Today, after breakfast, as I was psyching myself up to go down to the basement and bring up the clean clothes so that Gideon would actually have something to wear today, I tripped over Gideon's yo-yo. The string became entangled in my feet and I kind of fell/flopped over onto the couch. And it hurt. I didn't yell at Gideon, but I did tell him, angrily, to put his toy in the toy box and not to leave it in the middle of the floor. He obeyed in the absentminded way that he goes about everything and went back to play. I could tell he was thinking "There goes Mom, over-reacting again."
It was Gideon's reaction to my instruction that reminded me, suddenly, that I had watched this scene take place a million times over between me, my siblings, and our mother. We'd leave something on the floor, Mom would step on it and get mad, we'd pick up our thing and wonder why she was so bent out of shape about it. I understand now.

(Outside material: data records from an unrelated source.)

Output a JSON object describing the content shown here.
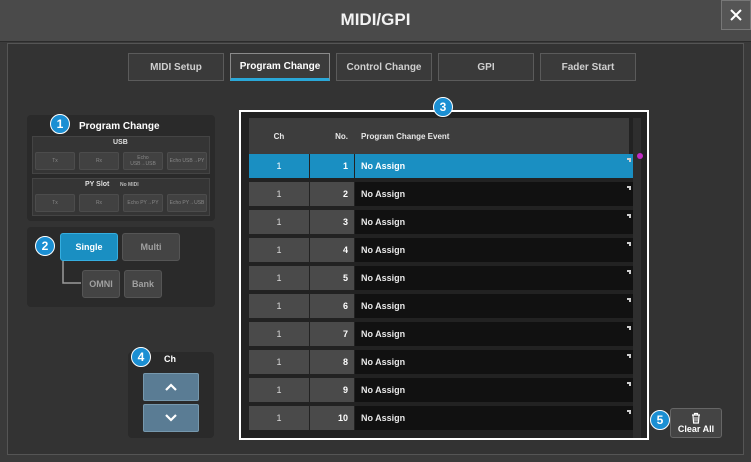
{
  "window": {
    "title": "MIDI/GPI"
  },
  "tabs": [
    {
      "label": "MIDI Setup",
      "active": false
    },
    {
      "label": "Program Change",
      "active": true
    },
    {
      "label": "Control Change",
      "active": false
    },
    {
      "label": "GPI",
      "active": false
    },
    {
      "label": "Fader Start",
      "active": false
    }
  ],
  "program_change_panel": {
    "heading": "Program Change",
    "usb": {
      "label": "USB",
      "buttons": [
        "Tx",
        "Rx",
        "Echo USB→USB",
        "Echo USB→PY"
      ]
    },
    "py_slot": {
      "label": "PY Slot",
      "note": "No MIDI",
      "buttons": [
        "Tx",
        "Rx",
        "Echo PY→PY",
        "Echo PY→USB"
      ]
    }
  },
  "mode_panel": {
    "buttons": [
      {
        "label": "Single",
        "selected": true
      },
      {
        "label": "Multi",
        "selected": false
      },
      {
        "label": "OMNI",
        "selected": false
      },
      {
        "label": "Bank",
        "selected": false
      }
    ]
  },
  "channel_panel": {
    "label": "Ch",
    "up_icon": "chevron-up-icon",
    "down_icon": "chevron-down-icon"
  },
  "table": {
    "columns": [
      "Ch",
      "No.",
      "Program Change Event"
    ],
    "rows": [
      {
        "ch": "1",
        "no": "1",
        "event": "No Assign",
        "selected": true
      },
      {
        "ch": "1",
        "no": "2",
        "event": "No Assign",
        "selected": false
      },
      {
        "ch": "1",
        "no": "3",
        "event": "No Assign",
        "selected": false
      },
      {
        "ch": "1",
        "no": "4",
        "event": "No Assign",
        "selected": false
      },
      {
        "ch": "1",
        "no": "5",
        "event": "No Assign",
        "selected": false
      },
      {
        "ch": "1",
        "no": "6",
        "event": "No Assign",
        "selected": false
      },
      {
        "ch": "1",
        "no": "7",
        "event": "No Assign",
        "selected": false
      },
      {
        "ch": "1",
        "no": "8",
        "event": "No Assign",
        "selected": false
      },
      {
        "ch": "1",
        "no": "9",
        "event": "No Assign",
        "selected": false
      },
      {
        "ch": "1",
        "no": "10",
        "event": "No Assign",
        "selected": false
      }
    ]
  },
  "clear_all": {
    "label": "Clear All",
    "icon": "trash-icon"
  },
  "callouts": [
    "1",
    "2",
    "3",
    "4",
    "5"
  ],
  "colors": {
    "accent": "#1a8fc2",
    "callout": "#1b8fd3",
    "highlight_frame": "#ffffff"
  }
}
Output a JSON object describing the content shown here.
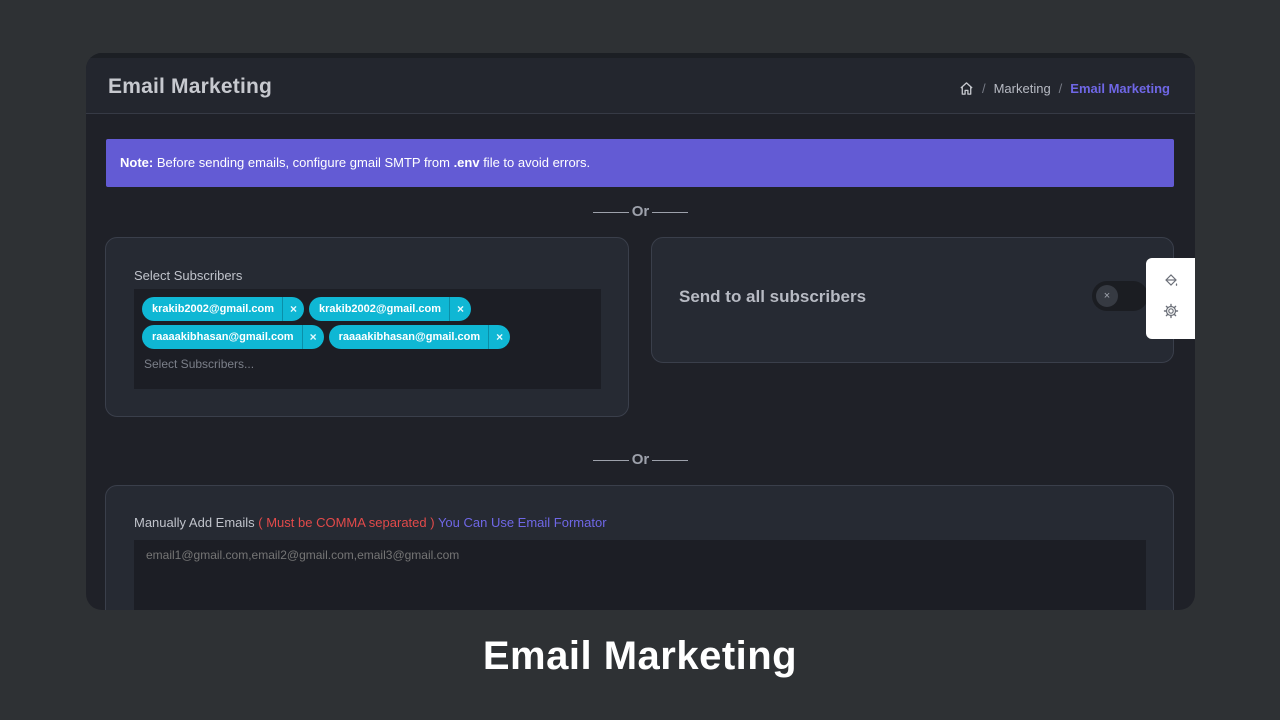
{
  "header": {
    "title": "Email Marketing",
    "breadcrumb": {
      "home_icon": "home-icon",
      "sep": "/",
      "level1": "Marketing",
      "current": "Email Marketing"
    }
  },
  "note": {
    "prefix": "Note:",
    "text1": " Before sending emails, configure gmail SMTP from ",
    "file": ".env",
    "text2": " file to avoid errors."
  },
  "divider_text": "Or",
  "subscribers": {
    "label": "Select Subscribers",
    "tags": [
      {
        "email": "krakib2002@gmail.com",
        "remove": "×"
      },
      {
        "email": "krakib2002@gmail.com",
        "remove": "×"
      },
      {
        "email": "raaaakibhasan@gmail.com",
        "remove": "×"
      },
      {
        "email": "raaaakibhasan@gmail.com",
        "remove": "×"
      }
    ],
    "placeholder": "Select Subscribers..."
  },
  "send_all": {
    "label": "Send to all subscribers",
    "toggle_state": "off",
    "toggle_glyph": "×"
  },
  "manual": {
    "label": "Manually Add Emails ",
    "warning": "( Must be COMMA separated )",
    "link": " You Can Use Email Formator",
    "placeholder": "email1@gmail.com,email2@gmail.com,email3@gmail.com"
  },
  "side_panel": {
    "icons": [
      "paint-bucket-icon",
      "gear-icon"
    ]
  },
  "colors": {
    "accent": "#635bd4",
    "tag": "#0fb7d4",
    "warning": "#e24a4a",
    "link": "#6f67e6"
  },
  "footer_title": "Email Marketing"
}
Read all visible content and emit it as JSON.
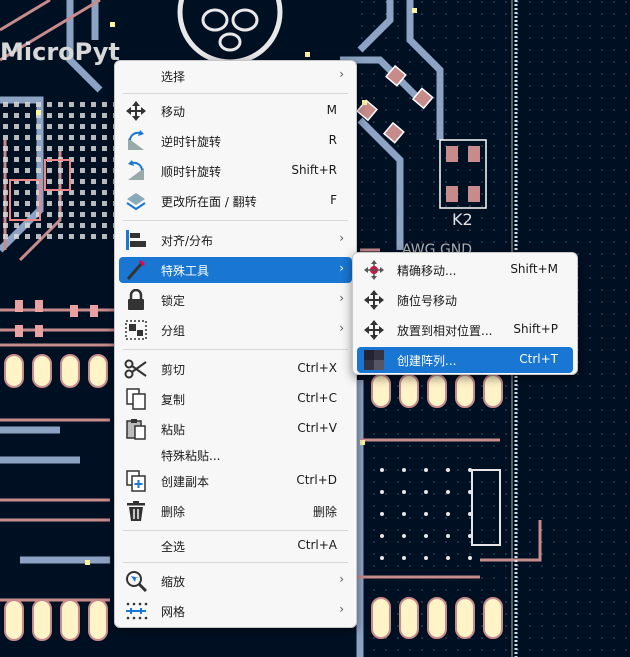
{
  "board": {
    "labels": {
      "k2": "K2",
      "awg_gnd": "AWG GND",
      "silk": "MicroPyt"
    }
  },
  "context_menu": {
    "items": [
      {
        "label": "选择",
        "shortcut": "",
        "submenu": true,
        "icon": "none"
      },
      {
        "label": "移动",
        "shortcut": "M",
        "submenu": false,
        "icon": "move-icon"
      },
      {
        "label": "逆时针旋转",
        "shortcut": "R",
        "submenu": false,
        "icon": "rotate-ccw-icon"
      },
      {
        "label": "顺时针旋转",
        "shortcut": "Shift+R",
        "submenu": false,
        "icon": "rotate-cw-icon"
      },
      {
        "label": "更改所在面 / 翻转",
        "shortcut": "F",
        "submenu": false,
        "icon": "flip-icon"
      },
      {
        "label": "对齐/分布",
        "shortcut": "",
        "submenu": true,
        "icon": "align-icon"
      },
      {
        "label": "特殊工具",
        "shortcut": "",
        "submenu": true,
        "icon": "special-tools-icon",
        "highlighted": true
      },
      {
        "label": "锁定",
        "shortcut": "",
        "submenu": true,
        "icon": "lock-icon"
      },
      {
        "label": "分组",
        "shortcut": "",
        "submenu": true,
        "icon": "group-icon"
      },
      {
        "label": "剪切",
        "shortcut": "Ctrl+X",
        "submenu": false,
        "icon": "cut-icon"
      },
      {
        "label": "复制",
        "shortcut": "Ctrl+C",
        "submenu": false,
        "icon": "copy-icon"
      },
      {
        "label": "粘贴",
        "shortcut": "Ctrl+V",
        "submenu": false,
        "icon": "paste-icon"
      },
      {
        "label": "特殊粘贴...",
        "shortcut": "",
        "submenu": false,
        "icon": "none"
      },
      {
        "label": "创建副本",
        "shortcut": "Ctrl+D",
        "submenu": false,
        "icon": "duplicate-icon"
      },
      {
        "label": "删除",
        "shortcut": "删除",
        "submenu": false,
        "icon": "delete-icon"
      },
      {
        "label": "全选",
        "shortcut": "Ctrl+A",
        "submenu": false,
        "icon": "none"
      },
      {
        "label": "缩放",
        "shortcut": "",
        "submenu": true,
        "icon": "zoom-icon"
      },
      {
        "label": "网格",
        "shortcut": "",
        "submenu": true,
        "icon": "grid-icon"
      }
    ]
  },
  "submenu": {
    "items": [
      {
        "label": "精确移动...",
        "shortcut": "Shift+M",
        "icon": "precise-move-icon"
      },
      {
        "label": "随位号移动",
        "shortcut": "",
        "icon": "move-with-reference-icon"
      },
      {
        "label": "放置到相对位置...",
        "shortcut": "Shift+P",
        "icon": "position-relative-icon"
      },
      {
        "label": "创建阵列...",
        "shortcut": "Ctrl+T",
        "icon": "create-array-icon",
        "highlighted": true
      }
    ]
  },
  "colors": {
    "board_bg": "#001023",
    "copper_front": "#c88b8b",
    "copper_back": "#9db4d6",
    "pad": "#fff3c8",
    "menu_bg": "#f7f7f7",
    "highlight": "#1976d2"
  }
}
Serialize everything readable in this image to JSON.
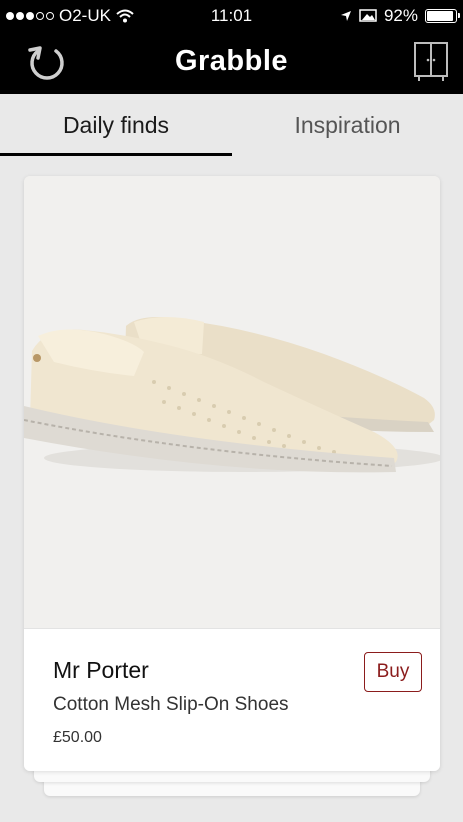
{
  "status_bar": {
    "carrier": "O2-UK",
    "time": "11:01",
    "battery": "92%",
    "battery_level": 0.92,
    "signal_bars": 3,
    "signal_total": 5
  },
  "navbar": {
    "logo": "Grabble",
    "left_icon": "refresh-icon",
    "right_icon": "wardrobe-icon"
  },
  "tabs": [
    {
      "label": "Daily finds",
      "active": true
    },
    {
      "label": "Inspiration",
      "active": false
    }
  ],
  "card": {
    "brand": "Mr Porter",
    "product_name": "Cotton Mesh Slip-On Shoes",
    "price": "£50.00",
    "buy_label": "Buy"
  },
  "colors": {
    "bar_background": "#000000",
    "accent": "#8b1c1c",
    "page_background": "#e9e9e9"
  }
}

I thought the same thing yesterday when I discovered, after leaving the room for less than a minute, that Gideon had found a pencil, crawled up on a chair, and scribbled quite an impressive amount on our dining room wall. I found myself getting so upset! Didn't he know we were moving? Didn't he know how important it was that we get our huge renter's deposit back? Then I remembered writing on the bathroom wall with lipstick.

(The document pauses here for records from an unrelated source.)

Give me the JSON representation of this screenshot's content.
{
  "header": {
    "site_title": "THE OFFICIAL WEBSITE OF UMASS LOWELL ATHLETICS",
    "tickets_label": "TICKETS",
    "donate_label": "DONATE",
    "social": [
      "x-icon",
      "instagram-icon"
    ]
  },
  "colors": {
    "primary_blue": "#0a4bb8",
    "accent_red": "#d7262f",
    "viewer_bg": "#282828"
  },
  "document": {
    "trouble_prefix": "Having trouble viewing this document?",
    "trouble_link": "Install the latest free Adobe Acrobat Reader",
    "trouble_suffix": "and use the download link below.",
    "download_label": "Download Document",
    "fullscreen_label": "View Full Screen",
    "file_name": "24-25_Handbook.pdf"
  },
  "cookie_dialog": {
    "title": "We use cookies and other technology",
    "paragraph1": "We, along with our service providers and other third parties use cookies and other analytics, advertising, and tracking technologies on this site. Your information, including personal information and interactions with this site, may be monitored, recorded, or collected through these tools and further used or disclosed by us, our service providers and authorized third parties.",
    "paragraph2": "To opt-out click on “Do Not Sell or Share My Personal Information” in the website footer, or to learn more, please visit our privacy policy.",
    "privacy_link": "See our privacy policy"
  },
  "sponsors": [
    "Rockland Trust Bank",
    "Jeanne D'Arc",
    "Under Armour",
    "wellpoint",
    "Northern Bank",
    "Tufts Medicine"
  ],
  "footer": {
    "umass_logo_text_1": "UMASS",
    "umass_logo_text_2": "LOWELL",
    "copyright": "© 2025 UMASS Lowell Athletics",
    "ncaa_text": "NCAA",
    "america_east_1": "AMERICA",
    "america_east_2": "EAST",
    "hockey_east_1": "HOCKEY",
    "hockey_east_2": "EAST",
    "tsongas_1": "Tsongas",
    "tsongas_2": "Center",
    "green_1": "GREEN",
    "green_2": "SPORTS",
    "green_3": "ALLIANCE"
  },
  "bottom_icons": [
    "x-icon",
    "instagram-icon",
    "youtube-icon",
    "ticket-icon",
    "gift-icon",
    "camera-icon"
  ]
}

The fact that I actually remember this happening should clue you in to the fact that I was WAY too old to be writing on the bathroom wall with lipstick. I remember getting in big trouble for it. I remember watching as Mom tried, mostly unsuccessfully, to wash it off. I think eventually she ended up painting the whole bathroom. But once again I remember feeling like my mother's reaction was disproportionate to the crime. I hadn't done it to get attention or spite my mother. It hadn't even occurred to be that it wouldn't wash off, let alone that we'd need to ever wash it off. It simply seemed like a good idea at the time and I couldn't understand why she was so upset. Oh, I understand now.

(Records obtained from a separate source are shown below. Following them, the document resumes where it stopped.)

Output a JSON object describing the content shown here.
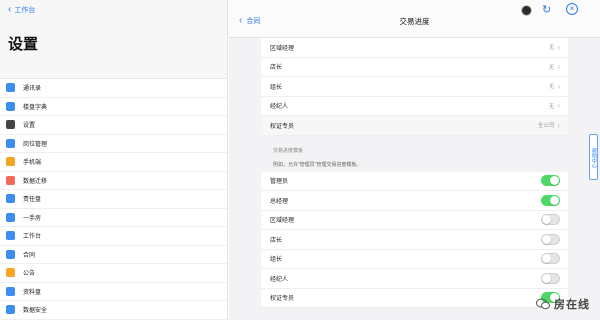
{
  "left_pane": {
    "back_label": "工作台",
    "title": "设置",
    "menu": [
      {
        "label": "通讯录",
        "icon": "contacts-icon",
        "color": "#3d8ef0"
      },
      {
        "label": "楼盘字典",
        "icon": "building-dictionary-icon",
        "color": "#3d8ef0"
      },
      {
        "label": "设置",
        "icon": "settings-icon",
        "color": "#444444"
      },
      {
        "label": "岗位管理",
        "icon": "position-management-icon",
        "color": "#3d8ef0"
      },
      {
        "label": "手机端",
        "icon": "mobile-icon",
        "color": "#f5a623"
      },
      {
        "label": "数据迁移",
        "icon": "data-migration-icon",
        "color": "#f06a5a"
      },
      {
        "label": "责任盘",
        "icon": "responsibility-icon",
        "color": "#3d8ef0"
      },
      {
        "label": "一手房",
        "icon": "new-house-icon",
        "color": "#3d8ef0"
      },
      {
        "label": "工作台",
        "icon": "workbench-icon",
        "color": "#3d8ef0"
      },
      {
        "label": "合同",
        "icon": "contract-icon",
        "color": "#3d8ef0"
      },
      {
        "label": "公告",
        "icon": "announcement-icon",
        "color": "#f5a623"
      },
      {
        "label": "资料盘",
        "icon": "files-icon",
        "color": "#3d8ef0"
      },
      {
        "label": "数据安全",
        "icon": "data-security-icon",
        "color": "#3d8ef0"
      }
    ]
  },
  "header": {
    "back_label": "合同",
    "title": "交易进度"
  },
  "rows_top": [
    {
      "label": "区域经理",
      "value": "无"
    },
    {
      "label": "店长",
      "value": "无"
    },
    {
      "label": "组长",
      "value": "无"
    },
    {
      "label": "经纪人",
      "value": "无"
    },
    {
      "label": "权证专员",
      "value": "全公司"
    }
  ],
  "section": {
    "heading": "交易进度模板",
    "description": "例如，允许“管理员”管理交易进度模板。"
  },
  "toggles": [
    {
      "label": "管理员",
      "on": true
    },
    {
      "label": "总经理",
      "on": true
    },
    {
      "label": "区域经理",
      "on": false
    },
    {
      "label": "店长",
      "on": false
    },
    {
      "label": "组长",
      "on": false
    },
    {
      "label": "经纪人",
      "on": false
    },
    {
      "label": "权证专员",
      "on": true
    }
  ],
  "side_tab": {
    "label": "帮助中心"
  },
  "watermark": {
    "text": "房在线"
  },
  "colors": {
    "accent": "#2f7bf2",
    "toggle_on": "#4cd964"
  }
}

Ah, the foolishness that is bound up I the heart of a child. I find myself being made constantly aware of how my thoughtless actions as a child caused my mother trouble and grief as Gideon does the same to me. I wasn't trying to, and I certainly didn't want to, it just seemed to happen! I know that Gideon will do the same thing to me over and over again.
So the next time Gideon does something as thoughtless as getting in the trash and crumpling egg shells all over the downstairs while I'm in the bathroom, I'll take a deep breath, say a prayer of thanks that I survived my childhood and turn that bit of gratefulness into grace for my child.